Adão Cruz
Os olhos, vindos do outro lado do mundo, fundos de ausência, casavam o branco e o negro para dizerem o que a boca não conseguia. O nariz afilava de um só traço o rosto magro, e os cabelos errantes fugiam da testa, cada pedaço para seu lado. A pele transluzia uma imagem por detrás dos vidros, imagem baça do avesso da vida.
Uma dor subtil desenhava os lábios maduros, finamente trémulos, como se estivessem prestes a chorar. Nunca alguma lágrima por eles correu ou voou algum beijo. Apenas o cigarro acendia e consumia a sua virgindade.
A Maria olhava-me sempre fixamente, olhos cravados nos meus como que a dizer: - tu entendes-me, tu és capaz de me compreender -. Ela percebia o sim do meu silêncio por baixo dos olhos vencidos.
Conheci duas mulheres iguais à Maria, fotocópias da Maria, ambas se chamavam Maria, uma brasileira e outra francesa, uma pisava o teatro, outra o anfiteatro. Inquilina de soleiras e vãos, a Maria pisava a grande cidade da noite.
As mulheres da fama e da ciência derivavam a vida por entre a lanugem dos cardos e a tangência do sentimento. A mulher da vida era vertical e secante como folha de piteira. A Maria mijona não tinha idade nem tempo, nem antes nem depois, era apenas instante.
Nunca se sentara na mesa do canto fugindo de si mesma. Escolhia sempre a mesa central, desafiando os olhares, vidrando o espaço em seu redor. Comia a sopa, o prato de sempre, como quem tocava violino. Apesar da mão trémula nem um pingo deixava cair no desbotado regaço, sumido de cores pelo uso e abuso. Se moedas cresciam da sopa não dispensava o brande, sua única bebida.
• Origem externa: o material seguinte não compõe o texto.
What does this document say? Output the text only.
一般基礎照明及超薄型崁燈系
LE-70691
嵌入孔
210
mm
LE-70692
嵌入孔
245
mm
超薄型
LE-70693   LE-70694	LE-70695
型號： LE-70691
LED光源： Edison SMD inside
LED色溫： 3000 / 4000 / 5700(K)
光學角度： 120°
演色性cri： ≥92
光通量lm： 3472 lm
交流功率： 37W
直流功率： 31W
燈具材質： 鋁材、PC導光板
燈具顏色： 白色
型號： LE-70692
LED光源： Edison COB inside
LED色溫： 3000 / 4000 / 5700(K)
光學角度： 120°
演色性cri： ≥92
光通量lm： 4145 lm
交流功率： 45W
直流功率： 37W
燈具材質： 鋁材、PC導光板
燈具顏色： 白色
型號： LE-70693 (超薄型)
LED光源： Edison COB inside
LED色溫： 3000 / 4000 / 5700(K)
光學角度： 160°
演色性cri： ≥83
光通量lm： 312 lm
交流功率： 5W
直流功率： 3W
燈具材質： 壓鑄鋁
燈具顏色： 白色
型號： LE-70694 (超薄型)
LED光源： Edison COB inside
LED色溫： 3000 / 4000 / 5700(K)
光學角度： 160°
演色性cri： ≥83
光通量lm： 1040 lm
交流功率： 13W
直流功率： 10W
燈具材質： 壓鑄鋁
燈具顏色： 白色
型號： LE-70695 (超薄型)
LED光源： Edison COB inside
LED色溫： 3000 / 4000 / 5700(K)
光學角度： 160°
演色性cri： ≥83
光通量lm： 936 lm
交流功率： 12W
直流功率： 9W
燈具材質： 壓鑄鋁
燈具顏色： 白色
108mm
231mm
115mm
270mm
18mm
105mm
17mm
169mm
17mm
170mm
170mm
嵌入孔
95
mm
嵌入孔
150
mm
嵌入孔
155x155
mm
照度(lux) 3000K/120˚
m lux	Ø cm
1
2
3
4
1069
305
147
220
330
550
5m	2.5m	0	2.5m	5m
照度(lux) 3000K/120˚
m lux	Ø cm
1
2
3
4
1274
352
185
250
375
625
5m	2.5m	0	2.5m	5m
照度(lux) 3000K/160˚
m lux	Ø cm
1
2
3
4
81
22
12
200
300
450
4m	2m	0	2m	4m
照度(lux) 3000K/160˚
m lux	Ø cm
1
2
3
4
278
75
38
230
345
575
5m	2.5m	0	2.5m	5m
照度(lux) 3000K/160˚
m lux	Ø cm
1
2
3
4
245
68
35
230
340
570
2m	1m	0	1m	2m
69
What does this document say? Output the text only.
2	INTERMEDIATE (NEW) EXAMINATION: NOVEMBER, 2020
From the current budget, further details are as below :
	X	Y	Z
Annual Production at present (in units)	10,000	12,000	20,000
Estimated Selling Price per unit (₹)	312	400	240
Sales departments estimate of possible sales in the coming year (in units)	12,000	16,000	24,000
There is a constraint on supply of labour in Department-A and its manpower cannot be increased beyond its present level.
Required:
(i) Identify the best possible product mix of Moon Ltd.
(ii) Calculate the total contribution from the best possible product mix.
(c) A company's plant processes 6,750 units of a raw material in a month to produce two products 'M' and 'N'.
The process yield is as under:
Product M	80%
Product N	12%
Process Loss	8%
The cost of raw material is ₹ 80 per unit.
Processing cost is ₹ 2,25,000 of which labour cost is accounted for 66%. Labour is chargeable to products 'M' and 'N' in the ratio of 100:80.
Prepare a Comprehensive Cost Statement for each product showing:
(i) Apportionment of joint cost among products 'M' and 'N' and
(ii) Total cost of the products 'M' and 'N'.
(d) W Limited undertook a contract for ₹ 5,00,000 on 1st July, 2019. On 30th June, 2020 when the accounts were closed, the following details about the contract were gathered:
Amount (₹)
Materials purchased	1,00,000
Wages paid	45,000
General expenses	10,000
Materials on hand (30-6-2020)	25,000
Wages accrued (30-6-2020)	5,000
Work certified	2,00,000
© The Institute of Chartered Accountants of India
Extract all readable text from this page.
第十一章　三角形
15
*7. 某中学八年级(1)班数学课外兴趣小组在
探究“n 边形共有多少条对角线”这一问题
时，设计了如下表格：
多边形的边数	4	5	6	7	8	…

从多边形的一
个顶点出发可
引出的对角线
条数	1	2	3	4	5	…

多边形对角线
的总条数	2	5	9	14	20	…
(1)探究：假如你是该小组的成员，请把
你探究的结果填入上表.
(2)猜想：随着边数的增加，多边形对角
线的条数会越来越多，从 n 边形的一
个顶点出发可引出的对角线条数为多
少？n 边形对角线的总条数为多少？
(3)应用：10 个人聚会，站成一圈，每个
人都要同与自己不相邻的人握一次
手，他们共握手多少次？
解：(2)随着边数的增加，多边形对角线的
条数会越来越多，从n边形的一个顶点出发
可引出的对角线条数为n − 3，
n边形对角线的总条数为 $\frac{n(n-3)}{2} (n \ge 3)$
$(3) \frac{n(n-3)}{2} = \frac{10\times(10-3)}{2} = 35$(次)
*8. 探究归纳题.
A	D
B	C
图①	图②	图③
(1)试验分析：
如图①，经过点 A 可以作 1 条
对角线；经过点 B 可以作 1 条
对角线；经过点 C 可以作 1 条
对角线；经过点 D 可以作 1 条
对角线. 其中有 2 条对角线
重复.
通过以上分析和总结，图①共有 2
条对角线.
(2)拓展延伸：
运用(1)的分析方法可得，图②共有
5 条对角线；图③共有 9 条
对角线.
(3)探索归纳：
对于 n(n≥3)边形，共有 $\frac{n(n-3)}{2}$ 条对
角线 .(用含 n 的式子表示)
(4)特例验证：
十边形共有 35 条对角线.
Por detrás do corpo sujo de Maria mordiscava uma beleza intrigante. Tivesse ela banheira e emergiria da espuma, como sereia das águas. Penso que nunca vi a Maria fora deste retrato, para cá da sombra. Por outro lado, tenho a certeza de que já dormi com ela...ou terá sido um sonho?
A Maria nunca mais apareceu. A última vez que a vi não tinha olhos nem boca nem cigarro. Não tinha sopa nem brande, apenas falta de ar. Engolira o violino e a música era uma dispneia sibilante, cântico fúnebre gemido pelas entranhas.
Toquei-lhe no ombro e ela percebeu que eu queria levá-la. Levantou a ponta de um sorriso e esboçou um gesto negativo com a mão. Afastei-me com a sensação de que tinha profanado um sacrário.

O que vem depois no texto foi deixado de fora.